Can traditional advertising spaces and public voices coexist, as Kothari suggests? Or are we talking about an awkward bedfellowship that will only further expand those advertising spaces?

“Spacing Magazine’s track record is pretty good in terms of their understanding of community issues,” Kothari acknowledges, “so if they’re on board, there’s obviously integrity with it.”

That said, he’s concerned about the criteria for rejection and how the “love letters” will be judged.

The call for submissions explains in plain language: “We can’t include letters that violate the Canadian Human Rights Act,” Spacing says, or “are libelous or slanderous, give out personal information or include profanity.” In other words, don’t smear anyone or throw oppressive language around like confetti and things will be fine.
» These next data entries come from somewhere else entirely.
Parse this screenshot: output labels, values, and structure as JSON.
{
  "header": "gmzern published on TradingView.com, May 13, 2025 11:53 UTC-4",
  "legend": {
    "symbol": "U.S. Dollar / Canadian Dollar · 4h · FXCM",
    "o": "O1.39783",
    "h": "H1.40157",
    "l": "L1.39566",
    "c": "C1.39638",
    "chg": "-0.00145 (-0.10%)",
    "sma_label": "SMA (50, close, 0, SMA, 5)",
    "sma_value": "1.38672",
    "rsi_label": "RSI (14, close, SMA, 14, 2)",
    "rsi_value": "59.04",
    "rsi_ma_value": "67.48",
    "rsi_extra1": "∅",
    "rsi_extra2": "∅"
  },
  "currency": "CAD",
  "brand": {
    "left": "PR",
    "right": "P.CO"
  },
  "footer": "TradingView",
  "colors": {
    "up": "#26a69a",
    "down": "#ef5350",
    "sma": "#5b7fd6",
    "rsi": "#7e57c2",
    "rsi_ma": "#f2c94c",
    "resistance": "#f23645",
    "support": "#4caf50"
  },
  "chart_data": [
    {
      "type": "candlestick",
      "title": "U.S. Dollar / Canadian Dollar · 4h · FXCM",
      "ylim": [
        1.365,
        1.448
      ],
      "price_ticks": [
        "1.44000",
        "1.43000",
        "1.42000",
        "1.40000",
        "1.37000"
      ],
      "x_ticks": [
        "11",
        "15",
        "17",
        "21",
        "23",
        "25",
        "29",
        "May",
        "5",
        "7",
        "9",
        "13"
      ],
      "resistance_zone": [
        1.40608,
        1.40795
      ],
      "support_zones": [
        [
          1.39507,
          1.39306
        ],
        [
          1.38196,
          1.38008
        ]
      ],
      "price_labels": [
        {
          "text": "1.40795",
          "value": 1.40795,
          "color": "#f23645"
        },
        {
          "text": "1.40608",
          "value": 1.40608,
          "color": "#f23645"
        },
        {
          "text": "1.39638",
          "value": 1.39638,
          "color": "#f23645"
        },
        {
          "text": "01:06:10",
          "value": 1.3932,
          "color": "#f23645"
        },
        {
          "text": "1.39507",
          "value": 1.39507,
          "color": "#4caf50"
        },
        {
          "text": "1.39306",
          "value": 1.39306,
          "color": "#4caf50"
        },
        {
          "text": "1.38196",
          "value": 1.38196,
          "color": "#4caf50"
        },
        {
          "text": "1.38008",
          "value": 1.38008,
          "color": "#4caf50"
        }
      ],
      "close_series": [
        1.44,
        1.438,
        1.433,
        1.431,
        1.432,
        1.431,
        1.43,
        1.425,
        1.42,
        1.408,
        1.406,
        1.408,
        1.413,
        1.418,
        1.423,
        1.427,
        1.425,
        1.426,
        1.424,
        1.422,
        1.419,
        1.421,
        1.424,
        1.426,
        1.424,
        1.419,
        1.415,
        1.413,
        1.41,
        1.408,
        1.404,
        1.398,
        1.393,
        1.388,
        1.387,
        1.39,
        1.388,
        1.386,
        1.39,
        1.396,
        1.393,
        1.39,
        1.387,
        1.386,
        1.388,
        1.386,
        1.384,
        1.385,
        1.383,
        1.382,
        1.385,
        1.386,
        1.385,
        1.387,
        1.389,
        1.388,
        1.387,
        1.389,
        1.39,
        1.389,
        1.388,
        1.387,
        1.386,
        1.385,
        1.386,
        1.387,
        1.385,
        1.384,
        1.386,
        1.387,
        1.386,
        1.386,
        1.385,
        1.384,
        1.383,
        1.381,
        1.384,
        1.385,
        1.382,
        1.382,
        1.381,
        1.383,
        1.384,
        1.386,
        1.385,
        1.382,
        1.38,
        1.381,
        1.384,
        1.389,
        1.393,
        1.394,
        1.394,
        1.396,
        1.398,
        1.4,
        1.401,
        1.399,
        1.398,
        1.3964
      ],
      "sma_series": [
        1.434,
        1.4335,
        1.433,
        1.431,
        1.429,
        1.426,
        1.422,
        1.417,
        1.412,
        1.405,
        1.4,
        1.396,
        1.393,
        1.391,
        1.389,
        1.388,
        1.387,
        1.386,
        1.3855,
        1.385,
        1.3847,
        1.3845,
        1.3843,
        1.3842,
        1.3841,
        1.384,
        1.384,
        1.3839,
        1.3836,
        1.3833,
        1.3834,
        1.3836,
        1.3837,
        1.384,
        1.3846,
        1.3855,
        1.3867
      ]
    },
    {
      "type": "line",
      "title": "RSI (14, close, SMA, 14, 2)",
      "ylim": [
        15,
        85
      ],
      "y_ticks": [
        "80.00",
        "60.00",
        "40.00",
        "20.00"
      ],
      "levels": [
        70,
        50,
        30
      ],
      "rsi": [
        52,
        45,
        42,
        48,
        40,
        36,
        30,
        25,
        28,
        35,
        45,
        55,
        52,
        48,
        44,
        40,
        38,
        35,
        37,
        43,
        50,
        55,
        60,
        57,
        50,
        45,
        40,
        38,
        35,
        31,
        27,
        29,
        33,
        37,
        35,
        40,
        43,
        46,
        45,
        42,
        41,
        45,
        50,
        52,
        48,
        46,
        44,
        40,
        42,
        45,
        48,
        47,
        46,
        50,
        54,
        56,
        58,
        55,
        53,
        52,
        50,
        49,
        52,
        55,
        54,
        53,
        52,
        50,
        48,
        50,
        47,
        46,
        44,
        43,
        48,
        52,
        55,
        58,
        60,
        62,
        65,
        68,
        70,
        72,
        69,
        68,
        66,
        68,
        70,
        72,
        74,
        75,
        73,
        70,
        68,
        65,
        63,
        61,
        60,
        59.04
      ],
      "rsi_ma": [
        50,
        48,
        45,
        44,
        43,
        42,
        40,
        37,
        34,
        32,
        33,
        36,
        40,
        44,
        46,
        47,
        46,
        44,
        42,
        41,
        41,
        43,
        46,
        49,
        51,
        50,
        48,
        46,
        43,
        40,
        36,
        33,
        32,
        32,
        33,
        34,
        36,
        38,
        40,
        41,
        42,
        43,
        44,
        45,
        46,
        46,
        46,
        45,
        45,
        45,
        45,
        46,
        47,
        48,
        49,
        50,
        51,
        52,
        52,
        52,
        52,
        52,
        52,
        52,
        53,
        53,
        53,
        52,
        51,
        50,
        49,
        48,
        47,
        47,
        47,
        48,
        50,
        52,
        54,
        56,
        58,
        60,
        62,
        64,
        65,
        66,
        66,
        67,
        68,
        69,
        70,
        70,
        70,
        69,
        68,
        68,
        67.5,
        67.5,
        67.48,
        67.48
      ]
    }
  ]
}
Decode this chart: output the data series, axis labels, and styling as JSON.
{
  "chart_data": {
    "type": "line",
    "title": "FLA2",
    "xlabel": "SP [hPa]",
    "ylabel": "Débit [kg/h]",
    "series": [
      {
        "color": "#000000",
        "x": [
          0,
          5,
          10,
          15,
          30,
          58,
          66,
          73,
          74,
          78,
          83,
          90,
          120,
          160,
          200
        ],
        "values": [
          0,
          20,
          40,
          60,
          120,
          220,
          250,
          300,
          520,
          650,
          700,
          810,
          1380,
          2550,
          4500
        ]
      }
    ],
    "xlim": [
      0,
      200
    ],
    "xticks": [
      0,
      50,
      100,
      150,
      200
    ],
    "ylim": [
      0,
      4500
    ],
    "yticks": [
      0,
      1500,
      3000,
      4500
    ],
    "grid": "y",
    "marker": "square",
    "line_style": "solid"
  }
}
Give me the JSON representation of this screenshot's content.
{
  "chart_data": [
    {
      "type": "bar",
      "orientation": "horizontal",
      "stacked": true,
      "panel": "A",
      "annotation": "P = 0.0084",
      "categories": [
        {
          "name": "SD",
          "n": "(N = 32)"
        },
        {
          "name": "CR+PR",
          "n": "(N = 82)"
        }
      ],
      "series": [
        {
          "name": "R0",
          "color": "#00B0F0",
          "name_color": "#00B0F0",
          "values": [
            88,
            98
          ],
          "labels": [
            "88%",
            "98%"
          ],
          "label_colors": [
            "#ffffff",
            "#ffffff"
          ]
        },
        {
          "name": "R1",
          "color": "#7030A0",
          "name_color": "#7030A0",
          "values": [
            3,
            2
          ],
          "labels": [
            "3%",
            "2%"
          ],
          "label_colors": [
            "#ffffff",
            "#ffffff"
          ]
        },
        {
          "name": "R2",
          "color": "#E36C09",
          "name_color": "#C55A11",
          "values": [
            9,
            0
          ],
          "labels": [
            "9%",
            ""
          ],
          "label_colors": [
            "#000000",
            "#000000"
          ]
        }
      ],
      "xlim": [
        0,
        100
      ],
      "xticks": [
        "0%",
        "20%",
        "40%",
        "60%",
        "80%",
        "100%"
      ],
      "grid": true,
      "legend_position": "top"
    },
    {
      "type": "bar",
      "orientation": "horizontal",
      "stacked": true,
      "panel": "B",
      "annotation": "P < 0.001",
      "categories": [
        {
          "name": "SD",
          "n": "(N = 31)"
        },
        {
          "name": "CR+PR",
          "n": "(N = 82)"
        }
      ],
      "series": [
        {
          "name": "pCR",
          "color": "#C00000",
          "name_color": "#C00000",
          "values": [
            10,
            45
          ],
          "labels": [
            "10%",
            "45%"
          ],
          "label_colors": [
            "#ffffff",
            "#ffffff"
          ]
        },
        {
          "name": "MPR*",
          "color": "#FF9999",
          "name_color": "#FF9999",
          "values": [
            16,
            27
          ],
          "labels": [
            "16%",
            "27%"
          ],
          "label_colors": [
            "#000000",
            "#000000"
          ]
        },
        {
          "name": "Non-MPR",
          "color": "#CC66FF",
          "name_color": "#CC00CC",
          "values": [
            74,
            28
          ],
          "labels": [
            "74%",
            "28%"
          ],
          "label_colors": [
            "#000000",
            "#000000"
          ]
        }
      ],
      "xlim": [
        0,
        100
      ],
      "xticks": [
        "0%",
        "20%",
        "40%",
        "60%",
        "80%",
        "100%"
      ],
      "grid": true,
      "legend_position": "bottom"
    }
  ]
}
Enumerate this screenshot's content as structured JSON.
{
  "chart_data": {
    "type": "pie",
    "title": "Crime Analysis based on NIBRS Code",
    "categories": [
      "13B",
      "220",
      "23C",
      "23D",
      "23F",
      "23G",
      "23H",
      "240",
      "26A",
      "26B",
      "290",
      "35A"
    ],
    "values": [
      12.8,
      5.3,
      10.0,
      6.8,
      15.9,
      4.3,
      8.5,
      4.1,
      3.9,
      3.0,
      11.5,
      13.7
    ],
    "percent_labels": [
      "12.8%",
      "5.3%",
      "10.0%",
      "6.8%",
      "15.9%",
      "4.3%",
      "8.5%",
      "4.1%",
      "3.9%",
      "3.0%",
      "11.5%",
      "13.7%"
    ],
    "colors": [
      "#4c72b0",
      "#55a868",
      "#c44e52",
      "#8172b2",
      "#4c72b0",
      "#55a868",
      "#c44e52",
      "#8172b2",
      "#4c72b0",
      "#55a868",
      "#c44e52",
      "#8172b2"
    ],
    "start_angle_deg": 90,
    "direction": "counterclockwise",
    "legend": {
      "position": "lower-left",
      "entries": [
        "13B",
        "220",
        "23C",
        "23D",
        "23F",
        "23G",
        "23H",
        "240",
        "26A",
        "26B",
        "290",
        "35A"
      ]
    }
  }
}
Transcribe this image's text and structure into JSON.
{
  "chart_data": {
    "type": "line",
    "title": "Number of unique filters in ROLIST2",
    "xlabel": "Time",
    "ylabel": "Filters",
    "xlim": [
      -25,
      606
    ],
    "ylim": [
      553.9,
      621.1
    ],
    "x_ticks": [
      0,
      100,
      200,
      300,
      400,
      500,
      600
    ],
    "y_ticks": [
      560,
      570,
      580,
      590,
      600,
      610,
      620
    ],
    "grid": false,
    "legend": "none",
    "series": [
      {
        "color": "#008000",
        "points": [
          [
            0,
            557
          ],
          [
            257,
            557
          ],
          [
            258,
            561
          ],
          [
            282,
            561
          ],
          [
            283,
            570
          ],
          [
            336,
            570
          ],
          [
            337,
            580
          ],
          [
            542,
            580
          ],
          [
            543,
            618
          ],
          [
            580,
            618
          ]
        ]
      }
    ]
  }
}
But what about critical messages, Kothari asks? “Comments that are challenging the status quo or the billboard industry or the companies – will those get shivved?”

Blackett dismisses the suggestion that some shadowy cabal will sanitize the dialogue. “We’re happy to have more critical [love letters] up there,” he says. And if there’s any backroom confabulation between Spacing and Pattison, it will centre on which billboards to use, he says. It won’t decide the content of the messages.

For example, love letters will not be seen on billboards along the Gardiner, where they might be a potentially dangerous distraction for drivers. Further, he says, when Pattison suggests billboards to use, Spacing will consult “public space advocates to make sure none of them are illegal.”

Nevertheless, many of those same public space advocates seem unconvinced.

“Yeah, I know about it,” says Rami Tabello, a key activist in the fight against illegal billboards. “I’m not sure I have any real thoughts about [it]. A little disappointed in Spacing itself, but it’s their call.”